Data-driven decision-making is now a necessary commodity in virtually every domain of human endeavor. In principle, if the collected data contain sufficient information, it is possible to build a useful model. Nevertheless, there are a few challenges: (1) the gathered data might have some values missing; and (2) building a model from data usually involves solving an optimization problem, which may require prohibitively large computational resources. My PhD thesis explores two research directions motivated by these challenges.

In the first part of this talk, I will consider the errors-in-variables regression problem and discuss the utility of data imputation in predictive modeling. To this end, I will revisit low-rank matrix completion and establish a novel analysis on the estimation error beyond the traditional mean squared error (Frobenius norm), focusing on the singular value thresholding algorithm. Thereafter, I will argue that the predictions based on the imputed covariate data are typically nearly as accurate as those made with covariates without corruption.

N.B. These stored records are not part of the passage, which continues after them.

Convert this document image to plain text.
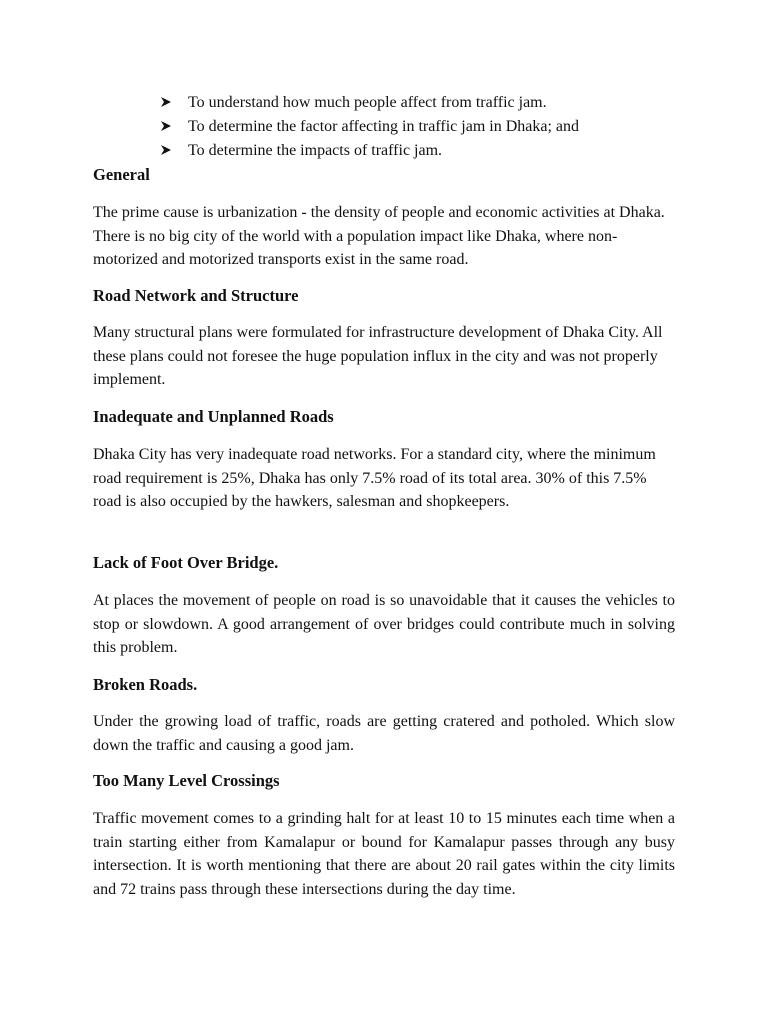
To understand how much people affect from traffic jam.
To determine the factor affecting in traffic jam in Dhaka; and
To determine the impacts of traffic jam.
General

The prime cause is urbanization - the density of people and economic activities at Dhaka. There is no big city of the world with a population impact like Dhaka, where non-motorized and motorized transports exist in the same road.

Road Network and Structure

Many structural plans were formulated for infrastructure development of Dhaka City. All these plans could not foresee the huge population influx in the city and was not properly implement.

Inadequate and Unplanned Roads

Dhaka City has very inadequate road networks. For a standard city, where the minimum road requirement is 25%, Dhaka has only 7.5% road of its total area. 30% of this 7.5% road is also occupied by the hawkers, salesman and shopkeepers.

Lack of Foot Over Bridge.

At places the movement of people on road is so unavoidable that it causes the vehicles to stop or slowdown. A good arrangement of over bridges could contribute much in solving this problem.

Broken Roads.

Under the growing load of traffic, roads are getting cratered and potholed. Which slow down the traffic and causing a good jam.

Too Many Level Crossings

Traffic movement comes to a grinding halt for at least 10 to 15 minutes each time when a train starting either from Kamalapur or bound for Kamalapur passes through any busy intersection. It is worth mentioning that there are about 20 rail gates within the city limits and 72 trains pass through these intersections during the day time.
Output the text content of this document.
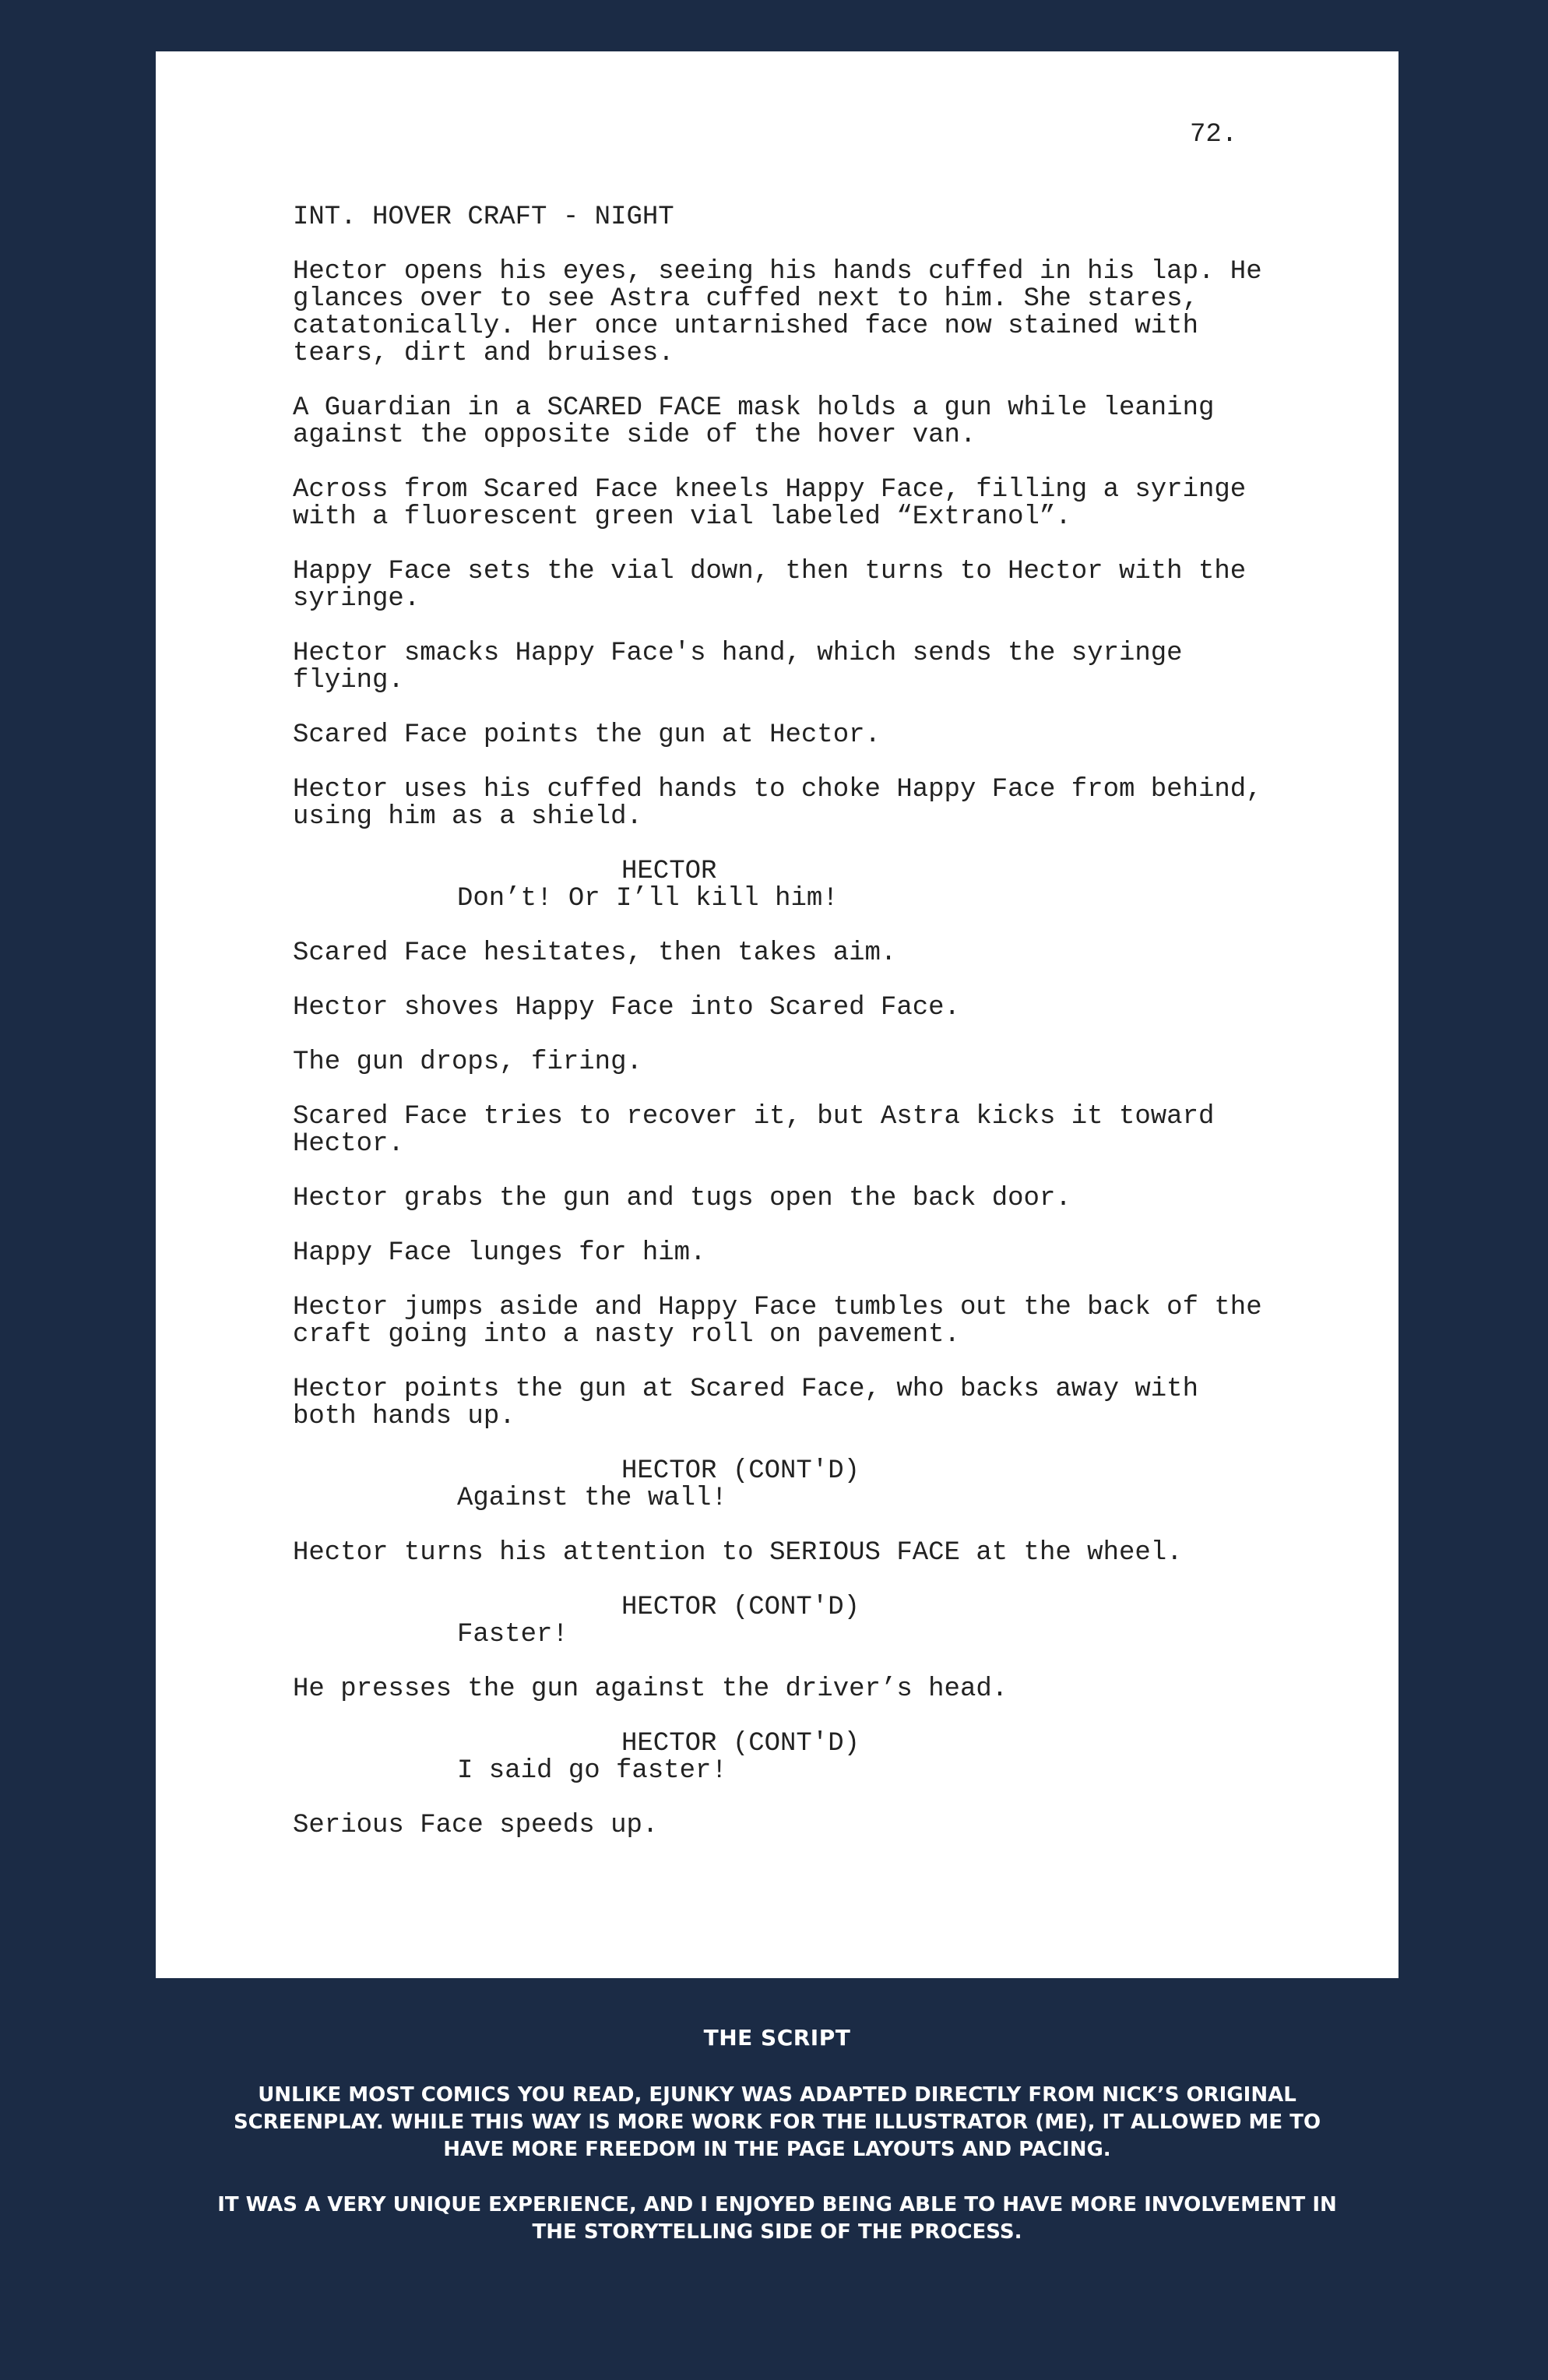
72.

INT. HOVER CRAFT - NIGHT

Hector opens his eyes, seeing his hands cuffed in his lap. He
glances over to see Astra cuffed next to him. She stares,
catatonically. Her once untarnished face now stained with
tears, dirt and bruises.

A Guardian in a SCARED FACE mask holds a gun while leaning
against the opposite side of the hover van.

Across from Scared Face kneels Happy Face, filling a syringe
with a fluorescent green vial labeled “Extranol”.

Happy Face sets the vial down, then turns to Hector with the
syringe.

Hector smacks Happy Face's hand, which sends the syringe
flying.

Scared Face points the gun at Hector.

Hector uses his cuffed hands to choke Happy Face from behind,
using him as a shield.

HECTOR

Don’t! Or I’ll kill him!

Scared Face hesitates, then takes aim.

Hector shoves Happy Face into Scared Face.

The gun drops, firing.

Scared Face tries to recover it, but Astra kicks it toward
Hector.

Hector grabs the gun and tugs open the back door.

Happy Face lunges for him.

Hector jumps aside and Happy Face tumbles out the back of the
craft going into a nasty roll on pavement.

Hector points the gun at Scared Face, who backs away with
both hands up.

HECTOR (CONT'D)

Against the wall!

Hector turns his attention to SERIOUS FACE at the wheel.

HECTOR (CONT'D)

Faster!

He presses the gun against the driver’s head.

HECTOR (CONT'D)

I said go faster!

Serious Face speeds up.

THE SCRIPT

UNLIKE MOST COMICS YOU READ, EJUNKY WAS ADAPTED DIRECTLY FROM NICK’S ORIGINAL SCREENPLAY. WHILE THIS WAY IS MORE WORK FOR THE ILLUSTRATOR (ME), IT ALLOWED ME TO HAVE MORE FREEDOM IN THE PAGE LAYOUTS AND PACING.

IT WAS A VERY UNIQUE EXPERIENCE, AND I ENJOYED BEING ABLE TO HAVE MORE INVOLVEMENT IN THE STORYTELLING SIDE OF THE PROCESS.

In the second part of the talk, I will discuss the tradeoff between the scalability and the quality of optimal solutions in the context of approximate semidefinite programming. Specifically, I ask the question: ``how closely can we approximate the set of unit-trace $n \times n$ positive semidefinite (PSD) matrices, denoted by $D$, using at most $N$ number of $k \times k$ PSD constraints?'' I will argue that any set $S$ that approximates $D$ within a constant approximation ratio must have superpolynomial semidefinite extension complexity. This result implies the impossibility of global, non-adaptive approximation of the cone of $n \times n$ PSD matrices by a polynomial number of $k \times k$ PSD constraints for any $k = o(n / \log n)$.